Strategies for Reform
We can and must do better. And it is in an employer's economic self-interest to do so. A wide array of research indicates that part-time employees are more efficient than their full-time counterparts, particularly those with oppressive schedules. Alternative work arrangements and humane working hours reduce lawyers' disproportionate rates of stress, substance abuse, and other health-related disorders. This, in turn, increases efficiency and reduces other costs, such as those of recruitment and training. Some recent estimates suggest that every dollar invested in family-friendly policies results in two dollars saved in other costs.
Promising proposals are not in short supply. Balanced Lives, a report-in-progress by the ABA Commission on Women in the Profession, includes a wealth of research, recommendations, and sample policies concerning quality of life. They address issues such as flexible, compressed, or reduced schedules; telecommuting; short-term leave; childcare and eldercare assistance; and pro bono work. Although the details of effective policies will
vary across organizations, the guiding principles are mutual commitment, flexibility, and accountability.

Other institutions have responsibilities as well. Law schools should educate and empower their students to demand a balanced life, and bar associations should put pressure on employers to provide it. Both institutions need to work together to develop best practices on quality of life and to educate educators-law professors, administrators, and career services personnel-about the need to address these issues in law school. More systematic information also needs to be available to students and practitioners about where and how to find gender-neutral workplaces. Anyone can now log on to the Greedy Associates website or pick up a law-related magazine survey and find instant information about who is paying what to whom. No comparable sources exist to rate employers by criteria that are equally-or more-important than income in ensuring workplace satisfaction and balanced lives.

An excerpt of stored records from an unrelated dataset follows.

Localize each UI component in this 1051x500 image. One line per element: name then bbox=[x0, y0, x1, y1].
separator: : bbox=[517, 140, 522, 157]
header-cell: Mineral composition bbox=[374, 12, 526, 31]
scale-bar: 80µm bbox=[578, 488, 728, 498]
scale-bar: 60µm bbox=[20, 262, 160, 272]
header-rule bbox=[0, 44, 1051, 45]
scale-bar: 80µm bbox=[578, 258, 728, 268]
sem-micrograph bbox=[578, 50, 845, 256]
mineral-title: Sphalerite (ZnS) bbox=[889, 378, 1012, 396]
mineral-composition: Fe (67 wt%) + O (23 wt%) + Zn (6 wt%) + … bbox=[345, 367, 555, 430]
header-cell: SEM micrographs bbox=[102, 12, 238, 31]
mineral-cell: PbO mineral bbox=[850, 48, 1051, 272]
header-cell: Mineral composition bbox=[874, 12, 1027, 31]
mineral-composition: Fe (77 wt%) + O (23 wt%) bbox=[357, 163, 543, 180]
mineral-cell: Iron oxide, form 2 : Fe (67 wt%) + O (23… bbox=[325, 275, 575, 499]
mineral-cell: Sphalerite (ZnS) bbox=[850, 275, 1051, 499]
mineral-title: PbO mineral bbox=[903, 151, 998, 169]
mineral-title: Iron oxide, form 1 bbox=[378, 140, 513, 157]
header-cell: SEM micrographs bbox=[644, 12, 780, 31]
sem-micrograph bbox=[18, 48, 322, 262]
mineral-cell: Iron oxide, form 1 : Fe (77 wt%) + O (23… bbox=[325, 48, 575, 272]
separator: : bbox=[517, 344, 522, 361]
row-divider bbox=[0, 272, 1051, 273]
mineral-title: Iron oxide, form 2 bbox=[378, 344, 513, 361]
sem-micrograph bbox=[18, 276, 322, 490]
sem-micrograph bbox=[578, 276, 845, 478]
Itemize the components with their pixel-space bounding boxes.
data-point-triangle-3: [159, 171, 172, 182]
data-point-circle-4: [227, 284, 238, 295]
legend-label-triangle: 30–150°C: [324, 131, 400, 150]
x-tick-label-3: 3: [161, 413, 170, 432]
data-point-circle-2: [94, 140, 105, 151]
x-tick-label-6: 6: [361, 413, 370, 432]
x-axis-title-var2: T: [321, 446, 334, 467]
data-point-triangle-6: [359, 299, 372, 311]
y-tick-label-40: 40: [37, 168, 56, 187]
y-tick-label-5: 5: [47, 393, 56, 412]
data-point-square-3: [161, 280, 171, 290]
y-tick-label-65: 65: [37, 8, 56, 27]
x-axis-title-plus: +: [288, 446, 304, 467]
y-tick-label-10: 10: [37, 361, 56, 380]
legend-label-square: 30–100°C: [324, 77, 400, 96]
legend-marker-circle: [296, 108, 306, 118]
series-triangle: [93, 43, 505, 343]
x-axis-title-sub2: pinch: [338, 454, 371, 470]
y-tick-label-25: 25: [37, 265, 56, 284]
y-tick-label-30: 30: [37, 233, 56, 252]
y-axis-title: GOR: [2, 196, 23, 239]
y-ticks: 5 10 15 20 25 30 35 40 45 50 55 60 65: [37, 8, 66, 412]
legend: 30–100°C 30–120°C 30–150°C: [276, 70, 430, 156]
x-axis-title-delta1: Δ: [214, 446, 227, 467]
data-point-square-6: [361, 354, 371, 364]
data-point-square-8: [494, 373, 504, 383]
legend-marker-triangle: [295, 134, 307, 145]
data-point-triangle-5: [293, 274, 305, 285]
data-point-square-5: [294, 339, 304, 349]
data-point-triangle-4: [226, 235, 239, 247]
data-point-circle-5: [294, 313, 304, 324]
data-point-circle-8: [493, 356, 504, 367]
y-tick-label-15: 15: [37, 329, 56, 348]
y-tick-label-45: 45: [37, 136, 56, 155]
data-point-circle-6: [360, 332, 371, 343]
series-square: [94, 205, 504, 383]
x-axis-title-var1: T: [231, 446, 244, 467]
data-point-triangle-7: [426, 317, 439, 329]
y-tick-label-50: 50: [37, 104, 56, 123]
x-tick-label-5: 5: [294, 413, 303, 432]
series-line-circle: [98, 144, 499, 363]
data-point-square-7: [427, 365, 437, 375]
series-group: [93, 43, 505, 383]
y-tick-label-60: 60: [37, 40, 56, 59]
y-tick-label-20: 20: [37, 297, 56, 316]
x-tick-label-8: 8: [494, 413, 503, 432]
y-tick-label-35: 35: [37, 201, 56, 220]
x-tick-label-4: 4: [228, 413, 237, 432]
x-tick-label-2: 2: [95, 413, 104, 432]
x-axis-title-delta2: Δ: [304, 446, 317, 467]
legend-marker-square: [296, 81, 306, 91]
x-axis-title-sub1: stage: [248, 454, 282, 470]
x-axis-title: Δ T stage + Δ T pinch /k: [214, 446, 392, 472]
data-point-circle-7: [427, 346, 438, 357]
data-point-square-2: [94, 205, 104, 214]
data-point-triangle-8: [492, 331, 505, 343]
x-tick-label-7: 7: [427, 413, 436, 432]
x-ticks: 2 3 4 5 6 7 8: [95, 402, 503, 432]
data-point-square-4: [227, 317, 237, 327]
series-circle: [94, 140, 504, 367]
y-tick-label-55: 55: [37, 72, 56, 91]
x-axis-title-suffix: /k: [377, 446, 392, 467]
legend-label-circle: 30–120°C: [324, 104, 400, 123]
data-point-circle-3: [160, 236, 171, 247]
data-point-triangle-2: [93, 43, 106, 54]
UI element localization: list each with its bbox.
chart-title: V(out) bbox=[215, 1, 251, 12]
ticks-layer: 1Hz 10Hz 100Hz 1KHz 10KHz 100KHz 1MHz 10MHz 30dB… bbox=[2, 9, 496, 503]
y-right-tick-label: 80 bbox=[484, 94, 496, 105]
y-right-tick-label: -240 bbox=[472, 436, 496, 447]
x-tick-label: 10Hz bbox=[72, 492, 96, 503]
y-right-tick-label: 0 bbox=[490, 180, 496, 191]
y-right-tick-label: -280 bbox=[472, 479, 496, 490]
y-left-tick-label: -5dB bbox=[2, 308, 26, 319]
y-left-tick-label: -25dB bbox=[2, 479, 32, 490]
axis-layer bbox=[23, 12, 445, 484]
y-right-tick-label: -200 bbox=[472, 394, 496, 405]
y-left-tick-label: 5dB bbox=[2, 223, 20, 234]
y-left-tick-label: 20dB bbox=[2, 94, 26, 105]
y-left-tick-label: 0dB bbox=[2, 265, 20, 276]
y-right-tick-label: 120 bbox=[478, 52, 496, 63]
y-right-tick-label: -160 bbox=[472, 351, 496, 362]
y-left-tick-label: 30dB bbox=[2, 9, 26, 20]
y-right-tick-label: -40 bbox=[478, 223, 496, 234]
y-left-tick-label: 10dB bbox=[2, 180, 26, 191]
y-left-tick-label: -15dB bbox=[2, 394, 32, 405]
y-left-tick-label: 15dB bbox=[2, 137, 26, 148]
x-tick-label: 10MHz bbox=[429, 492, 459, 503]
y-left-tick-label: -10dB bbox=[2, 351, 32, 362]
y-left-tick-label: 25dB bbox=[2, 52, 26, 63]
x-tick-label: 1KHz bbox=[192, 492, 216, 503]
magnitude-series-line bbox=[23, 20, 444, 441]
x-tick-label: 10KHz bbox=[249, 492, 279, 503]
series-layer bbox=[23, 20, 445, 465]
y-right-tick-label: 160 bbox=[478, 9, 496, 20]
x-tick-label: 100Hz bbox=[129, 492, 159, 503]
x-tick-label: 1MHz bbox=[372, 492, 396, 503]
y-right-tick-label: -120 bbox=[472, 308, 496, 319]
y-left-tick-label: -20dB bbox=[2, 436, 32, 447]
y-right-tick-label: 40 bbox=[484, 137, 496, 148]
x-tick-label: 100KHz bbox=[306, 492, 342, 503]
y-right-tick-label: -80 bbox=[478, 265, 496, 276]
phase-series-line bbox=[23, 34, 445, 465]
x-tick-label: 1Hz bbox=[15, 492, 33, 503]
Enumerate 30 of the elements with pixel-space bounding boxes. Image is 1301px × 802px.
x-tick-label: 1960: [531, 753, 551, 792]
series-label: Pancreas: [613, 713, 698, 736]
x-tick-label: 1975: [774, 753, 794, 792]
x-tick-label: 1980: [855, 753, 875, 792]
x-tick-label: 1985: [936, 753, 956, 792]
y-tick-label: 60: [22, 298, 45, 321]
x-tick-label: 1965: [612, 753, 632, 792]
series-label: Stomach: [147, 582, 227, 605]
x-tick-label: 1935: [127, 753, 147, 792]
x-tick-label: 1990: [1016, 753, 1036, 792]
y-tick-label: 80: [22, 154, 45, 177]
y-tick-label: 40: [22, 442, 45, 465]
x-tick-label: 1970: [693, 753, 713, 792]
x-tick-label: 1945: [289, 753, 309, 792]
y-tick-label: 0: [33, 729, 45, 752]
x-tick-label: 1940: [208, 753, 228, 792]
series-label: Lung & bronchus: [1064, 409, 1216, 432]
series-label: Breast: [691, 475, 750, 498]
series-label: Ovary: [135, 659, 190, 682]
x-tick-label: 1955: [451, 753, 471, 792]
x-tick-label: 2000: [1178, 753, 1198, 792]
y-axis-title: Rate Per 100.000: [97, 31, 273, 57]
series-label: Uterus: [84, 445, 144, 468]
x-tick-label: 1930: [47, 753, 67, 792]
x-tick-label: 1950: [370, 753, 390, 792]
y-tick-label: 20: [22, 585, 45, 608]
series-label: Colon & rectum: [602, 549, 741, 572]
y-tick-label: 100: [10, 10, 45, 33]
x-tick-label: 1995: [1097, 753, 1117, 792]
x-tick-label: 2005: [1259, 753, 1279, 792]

This is not a modest agenda. But nor is it one that is beyond our commitment or capacity to achieve. As Janet Reno put it, if "we can put a man on the moon, surely we can create a workplace where it is possible to have a meaningful life and do right by those we love." We have made enormous progress in the quarter-century since I graduated from law school. I can still recall one interview for a summer job in which a senior partner at a leading Chicago firm assured me that there was no "woman problem" among his colleagues: Why, in the past year, the 70-attorney firm had added its first woman partner, and she had had no difficulty reconciling her personal and professional lives! In fact, she had just given birth-it happened on a Friday-and she was back in the office the following Monday.
Since that time, these "faster than a speeding bullet" maternity leaves have become routine. The current record may go to the woman who drafted interrogatories while timing her con- tractions-her theory was that if you're billing at six-minute intervals anyway, why waste one? Fortunately, most of us now recognize that these attitudes themselves constitute a "woman problem," and that the problem is not only one for women. The challenge now is to make balanced lives a priority, not just in principle but also in practice.